Por fim, no décimo ponto foram fixadas as taxas de Imposto Municipal sobre Imóveis. A Câmara Municipal optou por manter os valores do ano transato, sendo que atendendo à reavaliação das casas que se encontra atualmente em curso, é expectável que as receitas aumentem, penalizando mais uma vez os cidadãos vendasnovenses. A proposta foi aprovada por maioria com a abstenção da bancada do PSD.

Terminados os trabalhos deu-se por encerrada a sessão.

31/10/12

Convocatória Plenário Eleitoral

 
Ao abrigo dos Estatutos Nacionais do PSD convoca-se a Assembleia da Secção Concelhia do PSD de Vendas Novas, para reunir no próximo dia 30 de Novembro de 2012, (sexta-feira) pelas 18h00m, na sede do PSD Vendas Novas sita na Avenida da Republica, com a seguinte:

Ordem de Trabalhos

1 – Eleição da Mesa da Assembleia Plenário e da Comissão Politica de Secção do PSD de Vendas Novas

Nota:

-         As listas deverão ser entregues ao Presidente da Assembleia ou a quem o substitua, até às 24H do terceiro dia anterior ao ato eleitoral;
-         As urnas estarão abertas entre as 18h00m e as 23h00m.


O Presidente da Mesa da Assembleia
Custódio Vale de Gato

25/09/12

Assembleia Municipal de Vendas Novas (sessão ordinária de Setembro de 2012)


Realizou-se no passado dia 25 de Setembro mais uma sessão ordinária da Assembleia Municipal de Vendas Novas. A bancada do PSD foi composta pelos Deputados Municipais Ricardo Videira, Custódio Vale de Gato e Joaquim Soeiro.

No período antes da Ordem do Dia foram apresentadas duas moções pela bancada da CDU, estando uma relacionada com a reforma autárquica e outra com o quadro político nacional. A primeira mereceu a abstenção da bancada do PSD, enquanto a segunda mereceu o voto contra. Ambas foram aprovadas por maioria com os votos a favor da bancada da CDU. Foi ainda apresentada pela bancada do PSD um voto de pesar relacionado com o falecimento do cidadão Joaquim Emerenciano, tendo o mesmo sido aprovado por unanimidade.

Seguiu-se o período da Ordem do Dia, tratando o primeiro ponto, da Fixação da Participação Variável do Município no IRS dos sujeitos passivos com domicílio fiscal no mesmo, tendo a Câmara Municipal proposto que o valor a fixar fosse o máximo. A votação mereceu a abstenção da bancada do PSD, tendo-se no entanto concluído que apesar de apregoar baixa de impostos no plano nacional, quando tem a possibilidade de decidir sobre os mesmos no plano local, a CDU decide fixá-los nos valores mais elevados.

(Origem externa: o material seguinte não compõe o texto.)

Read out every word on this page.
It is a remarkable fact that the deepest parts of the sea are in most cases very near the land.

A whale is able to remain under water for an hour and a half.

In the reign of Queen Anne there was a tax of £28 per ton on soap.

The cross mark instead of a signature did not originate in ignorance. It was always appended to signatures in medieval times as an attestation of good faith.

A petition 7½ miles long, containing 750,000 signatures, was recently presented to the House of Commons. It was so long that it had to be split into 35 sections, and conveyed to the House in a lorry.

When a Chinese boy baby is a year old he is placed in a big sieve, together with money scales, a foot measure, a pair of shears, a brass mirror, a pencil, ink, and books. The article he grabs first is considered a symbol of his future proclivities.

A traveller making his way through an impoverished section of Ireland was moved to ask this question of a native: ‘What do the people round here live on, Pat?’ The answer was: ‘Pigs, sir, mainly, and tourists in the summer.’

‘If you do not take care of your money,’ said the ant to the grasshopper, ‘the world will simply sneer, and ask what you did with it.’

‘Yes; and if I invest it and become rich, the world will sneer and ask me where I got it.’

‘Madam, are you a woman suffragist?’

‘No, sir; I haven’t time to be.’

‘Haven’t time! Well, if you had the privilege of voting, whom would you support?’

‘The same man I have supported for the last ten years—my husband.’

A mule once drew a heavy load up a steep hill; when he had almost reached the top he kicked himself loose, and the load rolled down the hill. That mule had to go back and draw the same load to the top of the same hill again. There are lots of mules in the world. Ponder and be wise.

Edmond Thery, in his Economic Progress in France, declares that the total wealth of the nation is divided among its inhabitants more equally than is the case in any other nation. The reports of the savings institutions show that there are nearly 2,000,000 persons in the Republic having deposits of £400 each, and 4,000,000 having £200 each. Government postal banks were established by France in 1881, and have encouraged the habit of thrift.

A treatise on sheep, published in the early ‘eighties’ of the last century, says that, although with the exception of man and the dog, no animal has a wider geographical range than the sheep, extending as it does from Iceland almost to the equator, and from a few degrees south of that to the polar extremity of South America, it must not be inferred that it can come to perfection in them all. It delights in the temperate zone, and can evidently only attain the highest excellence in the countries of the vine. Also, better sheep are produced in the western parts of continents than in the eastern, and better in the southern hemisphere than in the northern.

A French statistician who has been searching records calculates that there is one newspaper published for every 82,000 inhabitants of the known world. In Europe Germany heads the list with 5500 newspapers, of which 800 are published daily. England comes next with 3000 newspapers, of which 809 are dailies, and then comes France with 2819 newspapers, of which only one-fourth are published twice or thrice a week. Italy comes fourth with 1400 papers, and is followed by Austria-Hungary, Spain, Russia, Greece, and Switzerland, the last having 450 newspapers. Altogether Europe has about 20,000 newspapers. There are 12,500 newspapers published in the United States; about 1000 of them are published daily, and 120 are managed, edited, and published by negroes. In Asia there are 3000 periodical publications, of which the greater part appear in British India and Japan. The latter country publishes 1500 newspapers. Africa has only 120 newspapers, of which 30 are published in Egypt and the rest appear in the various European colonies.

No segundo ponto da Ordem do Dia foi debatida a Derrama a lançar sobre o IRC, tendo a CDU optado por manter a tónica evidenciada no ponto anterior. A ausência de coerência desta força política foi mais uma vez notada e evidenciada, sendo que quando poderia ter sido feita a diferença, a CDU optou por manter a taxa de derrama em valores elevados. A proposta foi aprovada por maioria com a abstenção da bancada do PSD.

O terceiro ponto da Ordem do Dia, que tinha a ver com a fixação das taxas de IMI foi retirado da mesma a pedido da Câmara Municipal.

Seguiu-se o período de discussão da atividade Municipal em que mais uma vez a bancada do PSD evidenciou a fraca execução orçamental até à data. Nada mais havendo a tratar deu-se por encerrada a sessão.